La devaluación de la minería

http://www.la-razon.com/versiones/20081124_006466/nota_245_716552.htm

La empresa nipona Sumitomo acaba de hacerse de todo el paquete accionario de la explotación minera de San Cristóbal, cerca de Uyuni. Se ha informado que por el 65% de las acciones que pertenecían a la Apex Silver, la japonesa pagó $us 22,5 millones, una suma insignificante en comparación con los 400 millones que desembolsó por el 35% hace pocos años.

Esta situación parece tener relación con el precio de los minerales en estos días de crisis, pero también con las condiciones en que deben operar los inversionistas extranjeros en el país.

La Apex Silver se ha deshecho con esta venta de su principal —sino único— activo minero en el mundo. Las acciones de la empresa habían estado cayendo incluso antes de que comenzara la tendencia a la baja en el precio de los minerales.

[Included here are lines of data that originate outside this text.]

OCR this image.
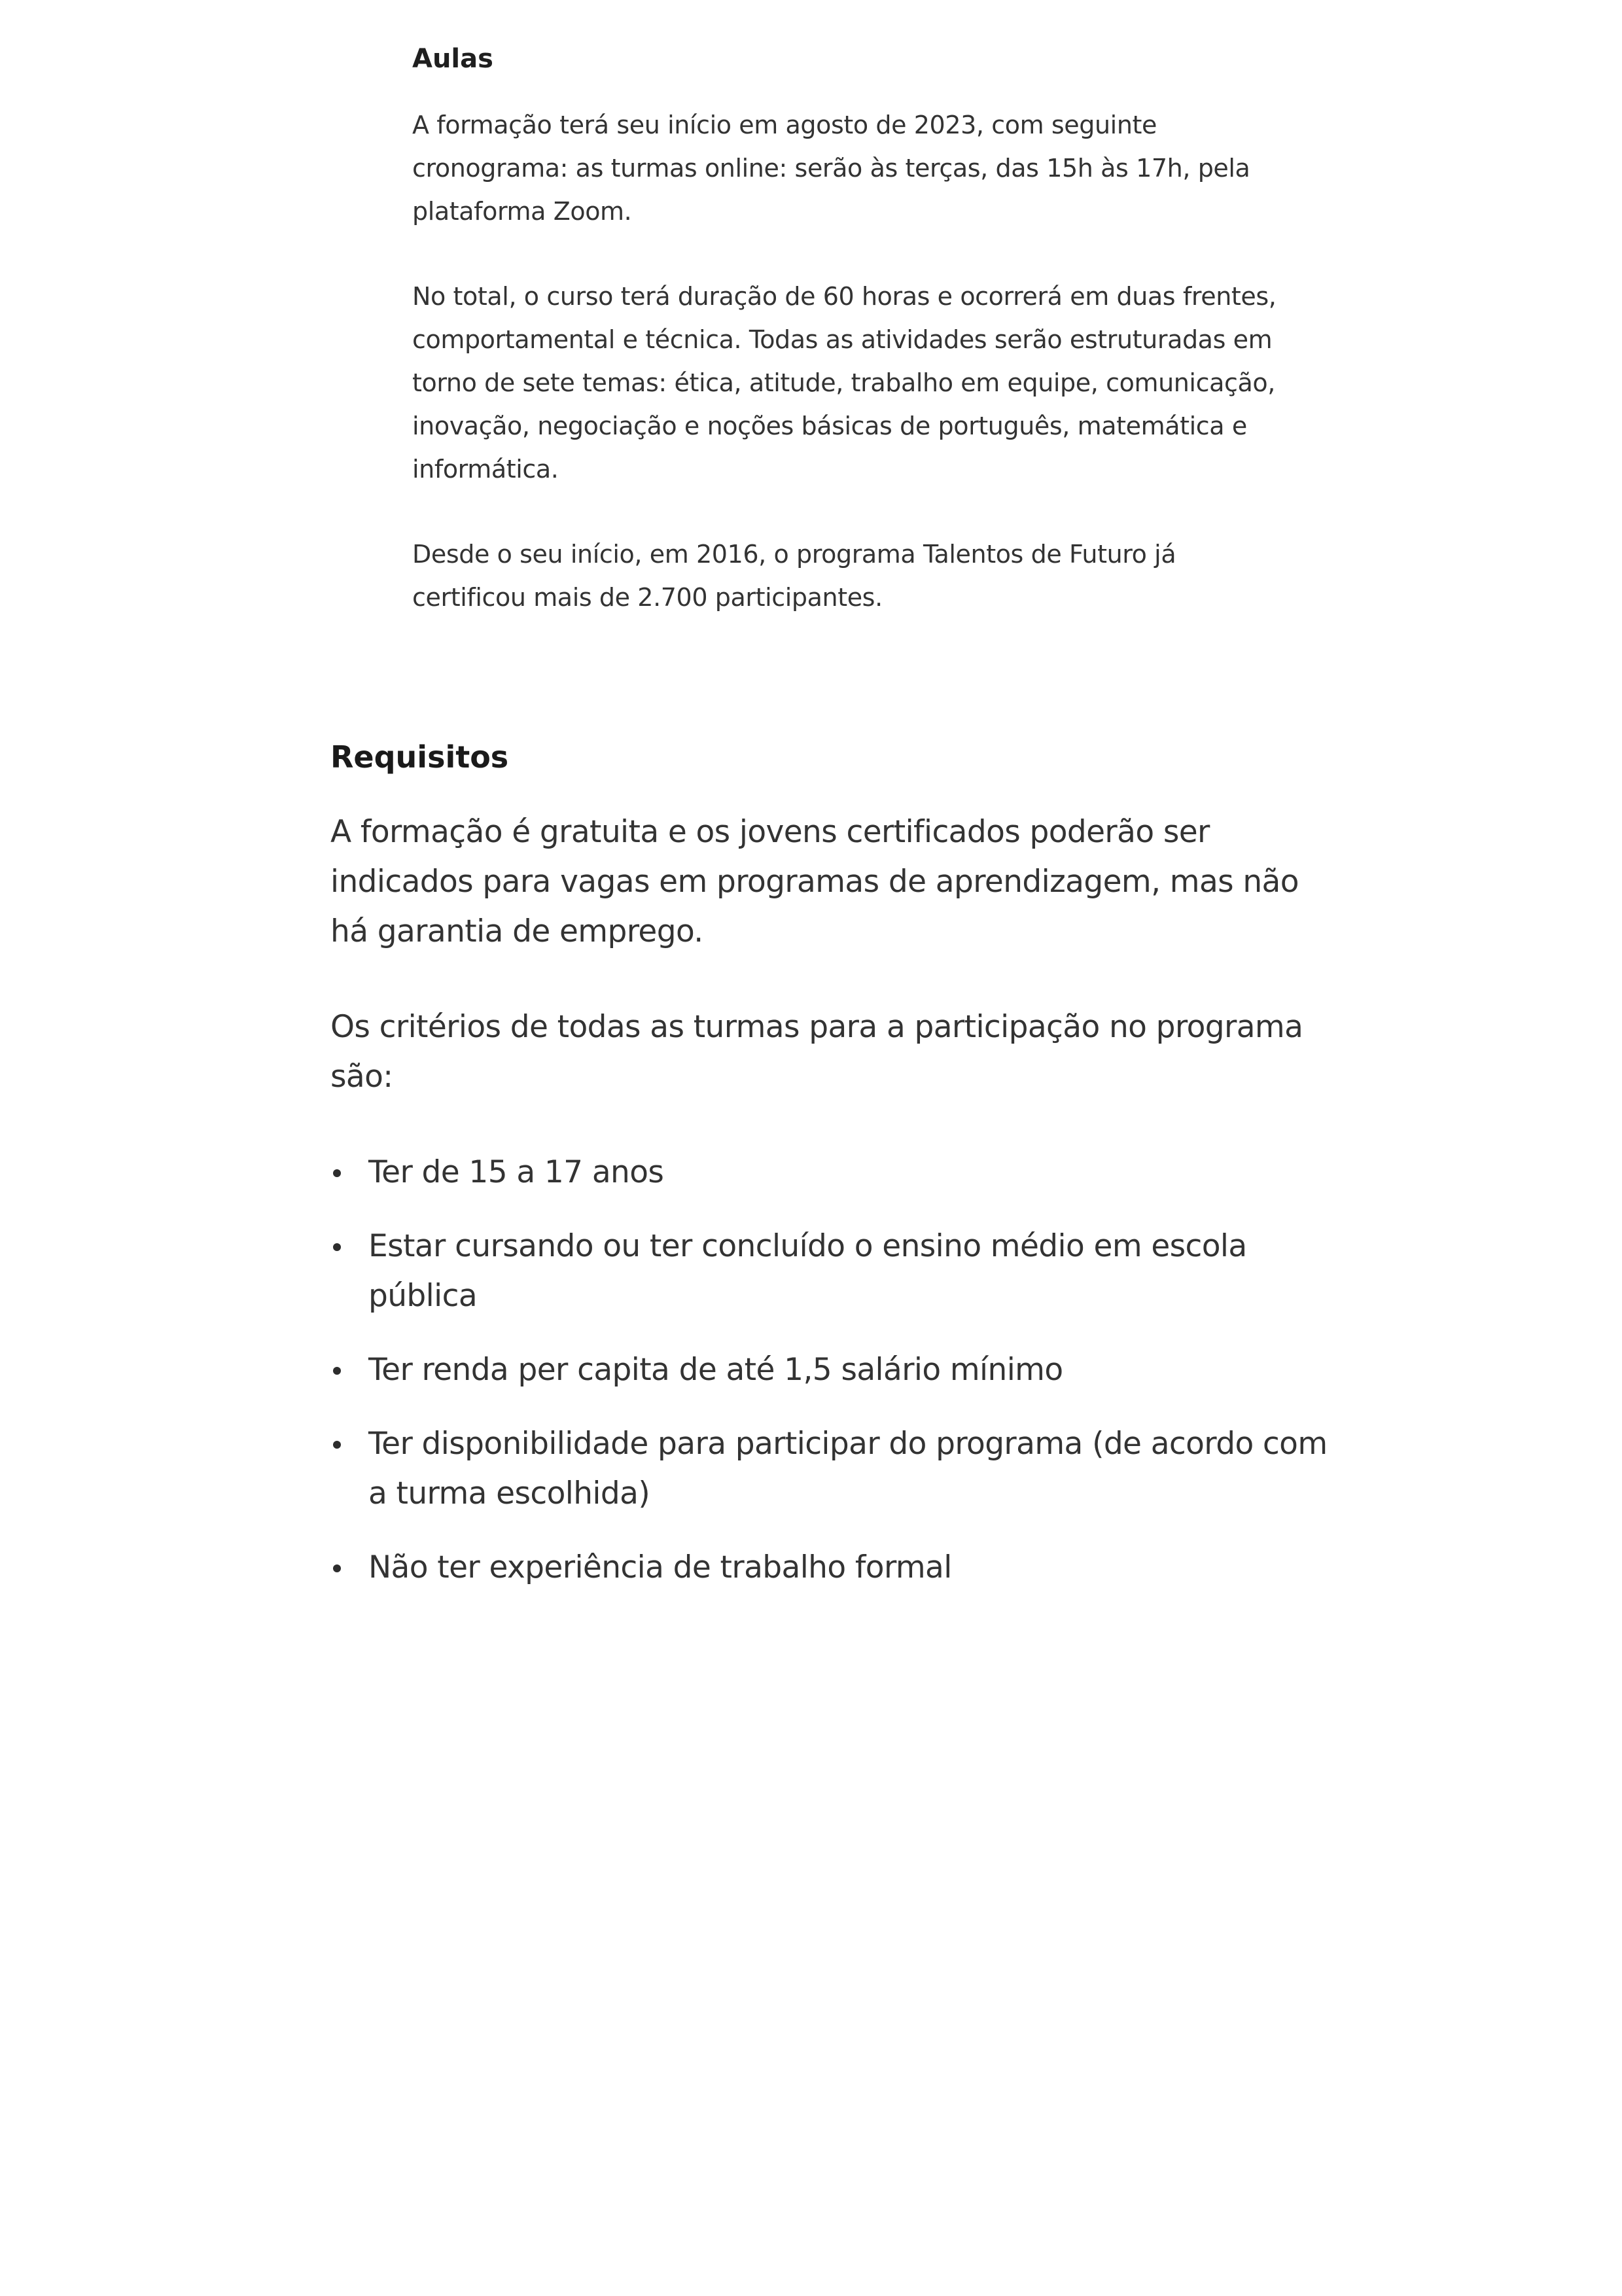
Aulas

A formação terá seu início em agosto de 2023, com seguinte cronograma: as turmas online: serão às terças, das 15h às 17h, pela plataforma Zoom.

No total, o curso terá duração de 60 horas e ocorrerá em duas frentes, comportamental e técnica. Todas as atividades serão estruturadas em torno de sete temas: ética, atitude, trabalho em equipe, comunicação, inovação, negociação e noções básicas de português, matemática e informática.

Desde o seu início, em 2016, o programa Talentos de Futuro já certificou mais de 2.700 participantes.

Requisitos

A formação é gratuita e os jovens certificados poderão ser indicados para vagas em programas de aprendizagem, mas não há garantia de emprego.

Os critérios de todas as turmas para a participação no programa são:

Ter de 15 a 17 anos
Estar cursando ou ter concluído o ensino médio em escola pública
Ter renda per capita de até 1,5 salário mínimo
Ter disponibilidade para participar do programa (de acordo com a turma escolhida)
Não ter experiência de trabalho formal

En el curso del año pasado y la primera mitad de éste, cerca de 250 yacimientos mineros fueron ocupados por miembros de ayllus que reclamaban propiedad sobre ellos a pesar de que el Estado nacional había extendido concesiones para la explotación.

Si el proyecto de nueva Constitución Política del Estado es aprobado —algo que, al menos en estos días, parece bastante probable— los pueblos originarios podrán fijar sus propias condiciones aplicando el concepto de la “autodeterminación” para cada uno de los recursos naturales que existan en el territorio. No importará lo que digan el Código de Minería o las leyes nacionales sobre esa actividad: las condiciones finales quedarán en manos de los pueblos originarios cuando se pongan a elaborar sus propias normas.

En tales condiciones, es difícil que una firma extranjera decida invertir en Bolivia, como se ha visto en estos años. Y esa podría ser la razón de la brusca devaluación del mayor emprendimiento minero del país.

Lo preocupante es el panorama hacia adelante, pues en la actualidad nadie se atrevería a sospechar siquiera que los inversionistas pudieran llegar, después de enterarse de la manera apresurada en que se fueron los que habían apostado sus capitales en el territorio nacional.

Empresarios mineros dicen que las operaciones entraron en crisis debido a que los nuevos niveles tributarios las encarecieron en exceso, y que, si pudieron sobrellevar la situación cuando los precios estaban altos, ahora no pueden sostenerlas.

El país ha entrado nuevamente en una etapa en que la minería volverá a ser una actividad de subsistencia elemental para miles de bolivianos que, por supuesto, si apenas podrán mantenerse ellos, será imposible esperar que paguen impuestos.

A esta situación se suman las deficiencias de gestión de las autoridades del sector, que continúan demorando, con todo tipo de indecisiones, la entrada en operaciones de la explotación del yacimiento del Mutún. Al menos, esa es la queja que se escucha cada vez más fuerte desde Puerto Suárez.

Los conocedores de la materia indican que la minería se desenvuelve en ciclos de altos y bajos precios; que los precios altos duran más o menos dos años y los bajos, cuatro.

Habrá que esperar que pase esta mala racha de los precios, pero, a la vez, elaborar una estrategia minera permanente. Sobre todo, es necesario que las reglas sean claras y que exista una sola autoridad nacional, repartida por regiones, que autorice las explotaciones en nombre del Estado boliviano.